Rechtlich ist das derzeit nicht möglich. Daran hat sich seit der Messerattacke in Würzburg nichts geändert. Das bestätigt auch das Bayerische Sozialministerium. Das Ministerium wolle nun prüfen, was bei potenziell fremdgefährdenden Menschen möglich sein könnte – ohne diese festzuhalten.
Im Video: "Immer wieder Messerattacken: Fallen Täter durchs Raster?"
Polizeigewerkschafter: Justiz zu lasch
Mit Blick auf die Parallelen zwischen den Messerattacken in Würzburg und Aschaffenburg beklagt die Deutsche Polizeigewerkschaft eine zu lasche Justiz. Vor allem der Aschaffenburger Täter war der Polizei schon vorher mehrfach aufgefallen – unter anderem wegen Körperverletzung. In nicht einmal zwei Jahren hat es nach Angaben des Bayerischen Innenministeriums 22 Vorwürfe gegen den Mann gegeben. Doch in Haft musste er nicht.

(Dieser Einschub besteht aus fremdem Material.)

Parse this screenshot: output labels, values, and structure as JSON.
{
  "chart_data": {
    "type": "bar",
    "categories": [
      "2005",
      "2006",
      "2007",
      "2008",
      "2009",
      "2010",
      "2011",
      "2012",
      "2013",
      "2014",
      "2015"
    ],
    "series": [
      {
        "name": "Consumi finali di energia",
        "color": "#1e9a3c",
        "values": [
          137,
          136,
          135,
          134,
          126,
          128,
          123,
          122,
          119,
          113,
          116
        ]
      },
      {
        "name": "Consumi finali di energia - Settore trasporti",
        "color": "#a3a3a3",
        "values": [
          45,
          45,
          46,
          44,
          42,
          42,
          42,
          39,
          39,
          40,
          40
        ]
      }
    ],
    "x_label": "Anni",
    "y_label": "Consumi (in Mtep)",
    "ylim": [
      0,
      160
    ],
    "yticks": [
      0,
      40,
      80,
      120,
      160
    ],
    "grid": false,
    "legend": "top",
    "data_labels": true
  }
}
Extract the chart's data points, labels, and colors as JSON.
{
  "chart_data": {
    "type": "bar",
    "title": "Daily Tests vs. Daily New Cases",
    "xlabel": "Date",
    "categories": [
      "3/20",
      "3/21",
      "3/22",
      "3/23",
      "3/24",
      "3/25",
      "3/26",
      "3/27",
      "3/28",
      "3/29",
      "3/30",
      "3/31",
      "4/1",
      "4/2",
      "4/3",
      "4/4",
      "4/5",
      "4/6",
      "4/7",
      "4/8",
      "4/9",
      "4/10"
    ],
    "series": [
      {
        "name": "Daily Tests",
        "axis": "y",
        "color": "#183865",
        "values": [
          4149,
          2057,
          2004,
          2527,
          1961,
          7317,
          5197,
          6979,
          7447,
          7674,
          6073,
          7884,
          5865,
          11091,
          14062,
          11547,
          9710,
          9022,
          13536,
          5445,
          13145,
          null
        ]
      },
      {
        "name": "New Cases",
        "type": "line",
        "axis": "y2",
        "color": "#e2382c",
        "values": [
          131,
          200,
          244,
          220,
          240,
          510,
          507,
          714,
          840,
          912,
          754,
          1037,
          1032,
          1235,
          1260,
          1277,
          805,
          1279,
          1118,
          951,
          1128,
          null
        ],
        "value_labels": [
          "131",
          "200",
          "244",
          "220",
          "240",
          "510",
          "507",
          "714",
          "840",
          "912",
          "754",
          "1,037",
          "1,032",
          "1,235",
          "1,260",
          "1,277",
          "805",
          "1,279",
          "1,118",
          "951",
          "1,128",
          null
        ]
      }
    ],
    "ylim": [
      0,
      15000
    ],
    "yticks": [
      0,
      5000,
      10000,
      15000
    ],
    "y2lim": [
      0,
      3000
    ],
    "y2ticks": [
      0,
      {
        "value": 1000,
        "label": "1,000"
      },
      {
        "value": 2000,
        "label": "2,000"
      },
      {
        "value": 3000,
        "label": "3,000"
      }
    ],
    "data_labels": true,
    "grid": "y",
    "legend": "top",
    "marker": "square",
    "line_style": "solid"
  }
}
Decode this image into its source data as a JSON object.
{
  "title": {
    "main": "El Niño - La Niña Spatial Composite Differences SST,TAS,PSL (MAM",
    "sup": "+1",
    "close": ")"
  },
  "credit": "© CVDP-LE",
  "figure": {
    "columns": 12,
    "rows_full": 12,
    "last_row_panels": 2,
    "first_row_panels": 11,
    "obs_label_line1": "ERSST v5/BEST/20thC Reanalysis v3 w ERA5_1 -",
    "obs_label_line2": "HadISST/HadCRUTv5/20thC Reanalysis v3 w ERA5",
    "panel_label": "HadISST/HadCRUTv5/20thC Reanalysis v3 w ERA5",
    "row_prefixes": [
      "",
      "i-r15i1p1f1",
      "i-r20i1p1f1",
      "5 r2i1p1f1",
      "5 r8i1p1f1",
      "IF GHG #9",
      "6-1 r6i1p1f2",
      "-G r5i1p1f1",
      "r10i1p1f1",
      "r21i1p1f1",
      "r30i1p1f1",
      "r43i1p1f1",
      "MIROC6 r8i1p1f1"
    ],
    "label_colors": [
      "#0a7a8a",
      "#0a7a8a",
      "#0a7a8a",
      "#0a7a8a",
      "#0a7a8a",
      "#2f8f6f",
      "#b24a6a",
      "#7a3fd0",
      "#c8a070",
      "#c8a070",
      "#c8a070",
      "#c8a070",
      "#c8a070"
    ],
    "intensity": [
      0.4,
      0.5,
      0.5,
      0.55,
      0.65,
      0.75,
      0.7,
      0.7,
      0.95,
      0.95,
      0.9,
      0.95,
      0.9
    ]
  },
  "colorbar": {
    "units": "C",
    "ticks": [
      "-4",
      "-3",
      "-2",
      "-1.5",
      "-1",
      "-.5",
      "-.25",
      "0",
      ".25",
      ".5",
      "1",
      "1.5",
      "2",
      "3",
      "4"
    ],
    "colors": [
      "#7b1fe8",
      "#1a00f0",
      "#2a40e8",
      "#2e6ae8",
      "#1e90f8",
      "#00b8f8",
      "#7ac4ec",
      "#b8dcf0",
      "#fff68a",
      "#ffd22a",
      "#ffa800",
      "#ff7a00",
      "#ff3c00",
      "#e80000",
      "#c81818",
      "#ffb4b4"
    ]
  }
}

Kein Einzelfall, sagt Thorsten Grimm, stellvertretender Vorsitzender der Deutschen Polizeigewerkschaft: "Wir haben diese Fälle zuhauf." Unabhängig von der Herkunft müssten Täter mehrere Straftaten begehen, bis es "spürbare Konsequenzen" gebe – gerade bei niederschwelligen Delikten. Neue Strafgesetze brauche es nicht: "Wir haben nur ein Problem in der Umsetzung dieser Gesetze." Außerdem fordert der Gewerkschafter Änderungen im Asylrecht.
Flüchtlingshelfer wünschen sich Koordinierungsstelle
Und es gibt noch eine weitere Parallele: Beide Täter lebten in Sammelunterkünften. Dort übernehmen häufig Ehrenamtliche wichtige soziale Arbeit. So auch beim "Freitagscafé" in der Gemeinschaftsunterkunft Aschaffenburg. Den Täter kannten sie hier nicht, er lebte einige Kilometer entfernt. Das "Freitagscafé" ist kein psychologisches Angebot. Die Ehrenamtlichen bieten einen Treffpunkt, haben ein offenes Ohr für die Probleme der Geflüchteten. Aber: "Wenn jemand enorm psychisch erkrankt ist, wenn er eine Psychose entwickelt hat oder so, dann sind wir natürlich absolut überfordert", sagt Pierre Gruber, einer der Initiatoren.
Deshalb wünscht sich der Helferkreis eine Koordinationsstelle, wo Ärzte und Behörden zusammenarbeiten. Zumindest in Aschaffenburg gebe es die nicht. Mancherorts in Bayern gibt es sogenannte psychosoziale Zentren – Beratungsstellen für Geflüchtete. Doch das Bayerische Innenministerium sagt: Um diese auszubauen, fehlt Geld.